On ne demande pas à la musique de ressembler à ses auteurs. Disons que ça n’est pas le genre de critère qui doit rentrer en ligne de compte quand on écoute un disque. Parfois (souvent) la musique est meilleure que les gens qui la font et tout le monde est content. Parfois, au contraire, les gens sont plus intéressants que leur musique et lorsqu’on les connaît, on est assez gêné à la longue.
Il se trouve que je connais bien les gens qui composent Nelson et que j’étais très impatient d’entendre ce qu’ils allaient bien pouvoir proposer après un silence discographique de quatre ans. En 2007, le premier album « Revolving Doors » propulsait Nelson au rang des formations les plus exigeantes et passionnantes des environs. Leur cold wave nerveuse et cérébrale, lardée d’une fièvre toute contemporaine (TV On The Radio, Liars) leur assura un large succès critique. C’était mérité. Sur scène autant que sur la platine, la chose était impressionnante de cohésion et de force de frappe. On avait affaire à une formidable mécanique noire et profilée, tellement à l’aise avec son sujet qu’elle se permettait de ne surtout arrondir aucun angle. C’était un bloc, c’était massif. Ils étaient les meilleurs pour ça.

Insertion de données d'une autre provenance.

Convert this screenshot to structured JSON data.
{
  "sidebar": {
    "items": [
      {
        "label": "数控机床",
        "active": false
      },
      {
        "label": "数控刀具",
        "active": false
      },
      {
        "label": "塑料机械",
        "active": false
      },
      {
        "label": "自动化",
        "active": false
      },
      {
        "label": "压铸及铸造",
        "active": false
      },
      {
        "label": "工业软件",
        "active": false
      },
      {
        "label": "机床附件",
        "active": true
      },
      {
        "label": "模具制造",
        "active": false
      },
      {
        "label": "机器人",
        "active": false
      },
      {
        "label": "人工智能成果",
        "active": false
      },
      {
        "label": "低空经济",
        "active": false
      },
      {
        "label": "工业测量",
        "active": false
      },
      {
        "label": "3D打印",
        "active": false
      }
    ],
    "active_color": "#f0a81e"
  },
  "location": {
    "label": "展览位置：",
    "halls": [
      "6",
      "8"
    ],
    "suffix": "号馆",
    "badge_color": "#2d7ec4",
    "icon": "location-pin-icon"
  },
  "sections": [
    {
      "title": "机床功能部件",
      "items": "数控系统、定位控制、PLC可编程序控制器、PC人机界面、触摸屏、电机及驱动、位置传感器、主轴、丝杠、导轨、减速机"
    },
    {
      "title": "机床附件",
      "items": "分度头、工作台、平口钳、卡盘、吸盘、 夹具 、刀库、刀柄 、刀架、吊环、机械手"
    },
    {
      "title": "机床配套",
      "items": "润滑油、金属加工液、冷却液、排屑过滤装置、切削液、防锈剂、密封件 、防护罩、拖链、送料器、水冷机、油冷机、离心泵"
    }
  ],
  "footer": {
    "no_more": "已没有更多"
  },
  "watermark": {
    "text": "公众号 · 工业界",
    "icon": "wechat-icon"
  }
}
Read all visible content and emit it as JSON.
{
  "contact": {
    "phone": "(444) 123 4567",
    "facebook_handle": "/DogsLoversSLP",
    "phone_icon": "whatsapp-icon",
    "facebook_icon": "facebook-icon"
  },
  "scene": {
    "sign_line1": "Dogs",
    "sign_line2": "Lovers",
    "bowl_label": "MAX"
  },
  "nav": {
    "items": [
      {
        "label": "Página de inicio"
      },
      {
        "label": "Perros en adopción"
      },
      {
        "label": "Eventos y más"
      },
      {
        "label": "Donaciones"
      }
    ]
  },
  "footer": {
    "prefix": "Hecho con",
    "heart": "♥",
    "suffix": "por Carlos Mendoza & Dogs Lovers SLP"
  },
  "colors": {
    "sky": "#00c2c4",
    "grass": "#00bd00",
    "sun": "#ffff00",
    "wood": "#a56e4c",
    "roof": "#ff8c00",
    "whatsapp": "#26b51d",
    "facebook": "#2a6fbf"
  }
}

Seulement, plus je connaissais les Nelson, plus je me rendais compte d’à quel point la marge de progression potentielle de Nelson était énorme. A quel point leur talent de songwriters, leur esthétisme obstiné, leur curiosité et leur enthousiasme n’étaient encore qu’effleurés dans « Revolving Doors », au profit d’une volonté légitime pour un premier album de, justement, « faire bloc » avant tout. C’est ce qui frappe le plus sur « Dancers Runners ». On entend y distinctement un groupe plus « à l’écoute » : à l’écoute de beaucoup de musiques tout d’abord. Je les sais infatigables adeptes de certains francs-tireurs de l’indie – Yo La Tengo, The Notwist, Menomena, Why?, Broadcast, Baths, Dizzee Rascal… – autant de nuances subtiles qui allaient bientôt s’ajouter à leur palette. Mais un groupe aussi et surtout plus « à l’écoute » de lui-même, de ce qu’il entend exprimer, et moins de l’effet qu’il souhaite produire.
En resserrant ainsi la focale sur les individualités dont il se compose, Nelson développe des trésors de souplesse et de jeu collectif : « On The Outskirts », « Toronto » ou « A Book About Those Runners » rivalisent de finesse d’écriture et de puissance effilée, pour redéfinir les contours de leur son – à la fois plus pop, plus tranchant et élégant. Preuve s’il en était d’une maîtrise et d’une confiance régénérées, le bloc d’autrefois s’autorise, avec bonheur, quelques grandes fissures, des voiles d’une belle mélancolie européenne (« Marauders », « River Bond »), ces moments magiques où Nelson baisse enfin la garde pour fixer droit dans les yeux l’étendue de ce dont il est capable.
Le suggérer plus que l’affirmer. Laisser les chansons parler pour elles.
Des chansons de ce niveau, « Dancers Runners » en contient dix. Et quand je les écoute, je fixe droit dans les yeux ces personnes que je connais. Elles leur ressemblent.
M.C.
Sometimes (often), the music made is better than its maker, which is okay. Sometimes the maker is better than his music, which can get awkward. The fact is, you don’t have to resemble the music you make. But none of this should influence the way you listen to music.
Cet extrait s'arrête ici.